Sous son regard, réfugiés et migrants sont en famille, prenant la pose, comme oubliant un instant leur condition. Mais bientôt une sensation force le regard : l’épouse toujours surplombe le mari, comme si elle avait pris le relais de l’énergie après tant d’épreuves. Le couple et les enfants se tiennent par la main ou se cherchant du regard, ils forment un cercle, un rempart contre les agressions du monde extérieur. C’est ici le Shakespeare d’Antoine et Cléopâtrequi vient à l’esprit : « L’éternitéétait dans nos lèvres et nos yeux». Or, quand l’épouse manque, les regards se dispersent, les blessures semblent plus vives. C’est par petites touches, par fines nuances que procède Assaf Shoshan, racontant l’attente extraordinaire qui met en marche et projette dans l’avenir, mais aussi l’attente angoissée qui naît de l’immobilité, d’une vie installée dans un présent immuable. On devine, dans ce qui déborde de ces photos, des trajets d’infortune et de chagrin, une cartographie de la détresse et de l’espoir, des murs invisibles dressés contre les indésirables.

Aux blessures des hommes répondent celles de la terre, mutilée par les frontières, lignes du doute et du deuil. Quand les frontières sont déplacées, leurs paysages absurdes s’imposent au regard. Ici, un village abandonné, que personne n’a jamais réinvesti, là un poste de garde qui ne garde plus rien, ou un hôtel qui n’accueille plus de clients, une prison délaissée. La vie, soudain, s’est retirée, ne laissant que des carcasses éventrées, peu à peu ravalées par la nature. Est-ce un hasard si, dans ces paysages d’ennui et d’entre-deux, Assaf Shoshan a découvert pour toute vie, un chien, un chien qui veille ? Cerbère gardant le royaume des morts…

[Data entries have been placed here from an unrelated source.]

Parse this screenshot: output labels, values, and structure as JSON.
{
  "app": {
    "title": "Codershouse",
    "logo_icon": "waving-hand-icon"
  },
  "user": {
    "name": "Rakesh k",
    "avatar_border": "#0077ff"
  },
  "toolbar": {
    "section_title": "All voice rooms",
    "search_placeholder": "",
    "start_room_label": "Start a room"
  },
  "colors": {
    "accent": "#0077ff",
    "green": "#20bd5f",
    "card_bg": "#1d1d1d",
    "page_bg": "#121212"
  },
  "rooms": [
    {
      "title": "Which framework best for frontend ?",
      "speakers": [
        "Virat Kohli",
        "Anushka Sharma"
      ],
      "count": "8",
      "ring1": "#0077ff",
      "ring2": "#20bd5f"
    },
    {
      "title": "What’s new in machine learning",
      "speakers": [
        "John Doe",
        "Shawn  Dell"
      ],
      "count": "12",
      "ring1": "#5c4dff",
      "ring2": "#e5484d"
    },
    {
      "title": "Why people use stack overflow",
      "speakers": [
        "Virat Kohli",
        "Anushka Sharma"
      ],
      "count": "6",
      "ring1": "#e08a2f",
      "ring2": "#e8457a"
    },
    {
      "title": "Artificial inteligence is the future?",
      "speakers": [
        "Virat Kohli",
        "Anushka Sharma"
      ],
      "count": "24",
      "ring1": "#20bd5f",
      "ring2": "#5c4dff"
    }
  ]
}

Mais il n’y a pas, dans le désert du Néguev, que les hommes traversant les frontières, il y a ceux dont les frontières traversent l’univers de vie – ce sont les nomades, les Bédouins. Hommes du déplacement, à la grammaire de terre, les voici pourtant forcés à l’arrêt, installés aux abords des villes. Sous les pylônes électriques qui transportent à haute vitesse l’électricité vers la métropole frémissante, ils ont dressé d’étranges campements, faits de bric et de broc avec les restes de la ville. Leurs campements sont comme des enclaves de survie en attendant que les frontières soient à nouveau ouvertes et les déplacements à nouveau autorisés. Hommes des restes, hommes lents, ils inventent, à leur mesure, des territoires de l’attente.

Dans l’univers d’Assaf Shoshan, l’homme est traversé par le paysage comme le paysage est traversé par l’homme : ils se fondent et se confondent pour donner naissance à des concrétions hybrides. Et c’est par une attention aux fragments qui demeurent à la surface des choses après leur abandon, qu’il en saisit les contours, sous la forme de « dormances » (Bailly) ou de cristallisations inattendues, pour révéler « l’espace sans ciel et le temps sans profondeur » (Camus)des hommes déplacés – ombres volées à des instants fragiles.